Once you wrap your text around another text, you’ll notice that your document looks more dynamic and visually appealing. Your readers’ eyes will flow smoothly from text to image and back, which can help keep their attention focused on your content.

Tips for Wrapping Text Around Text in Microsoft Word

  • Always experiment with different wrapping styles to see which one looks best with your content.
  • Use the ‘Position’ option under the ‘Wrap Text’ dropdown to fine-tune the placement of your text or object.
  • Make sure there’s enough contrast between the text and its background to maintain readability.
  • If the text doesn’t wrap the way you want, try adjusting the size of the text box or shape.
  • Remember that you can always undo your actions by pressing Ctrl + Z if you don’t like the changes you’ve made.

Frequently Asked Questions

Can I wrap text around text in a circle shape?

Yes, you can wrap text around a circular shape by inserting a circle from the ‘Shapes’ option and choosing a ‘Tight’ or ‘Through’ wrapping style.

What if I want to wrap text around an image?

The process is the same! Just insert your image and follow the steps above to wrap your text around it.

How do I move the text box or shape after wrapping text around it?

Click on the text box or shape to select it, and then drag it to the desired position. The text will adjust automatically.

Can I wrap text in a way that it forms a custom shape?

While Word doesn’t offer a direct way to do this, you can create a custom shape, add text to it, and then adjust the wrapping of surrounding text.

What do I do if the text isn’t wrapping as expected?

Make sure the text box or shape isn’t set to ‘In Line with Text’ as this will prevent wrapping. Choose another option like ‘Square’ or ‘Tight’ for better results.


  1. Insert the object you want to wrap text around.
  2. Select the object.
  3. Navigate to the ‘Layout’ tab.
  4. Choose your preferred wrapping style.


Wrapping text around text in a Microsoft Word document can seem intimidating at first, but it’s quite straightforward once you get the hang of it. By following the steps outlined in this article, you’ll be able to create engaging and visually appealing documents that draw your reader in.
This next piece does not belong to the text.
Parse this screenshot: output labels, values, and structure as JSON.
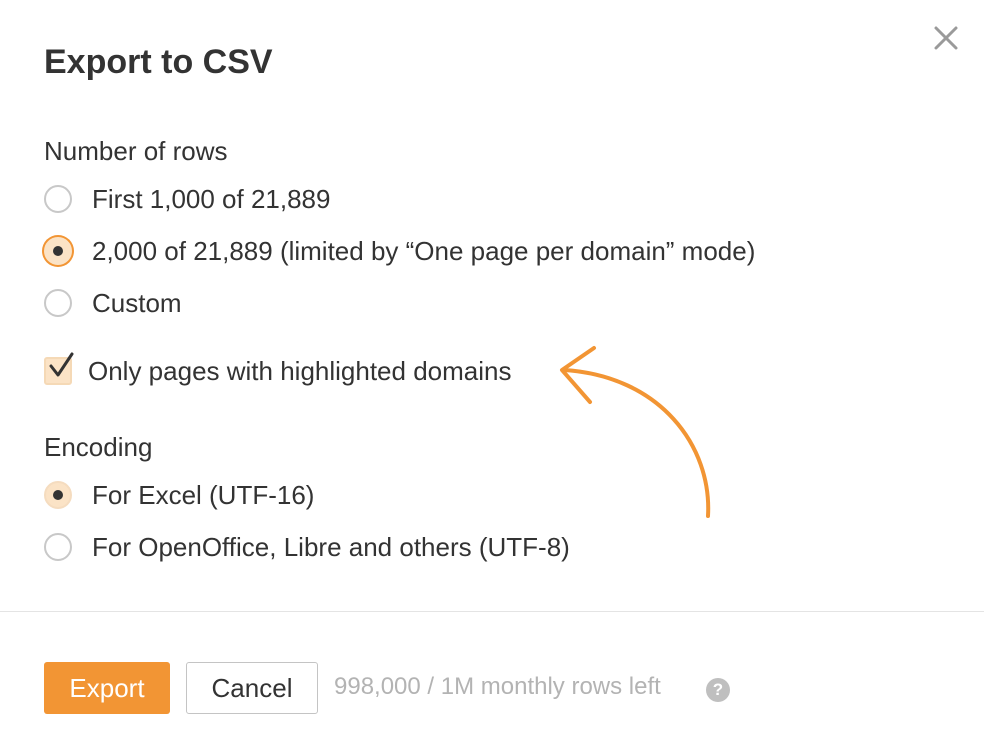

Remember, practice makes perfect, so don’t be afraid to experiment with different wrapping styles and positions to find what works best for your content.

And always keep your audience in mind—no matter how fancy your document looks, readability should always be your top priority. So go ahead, give it a try, and watch your Word documents transform from plain to professional in just a few clicks.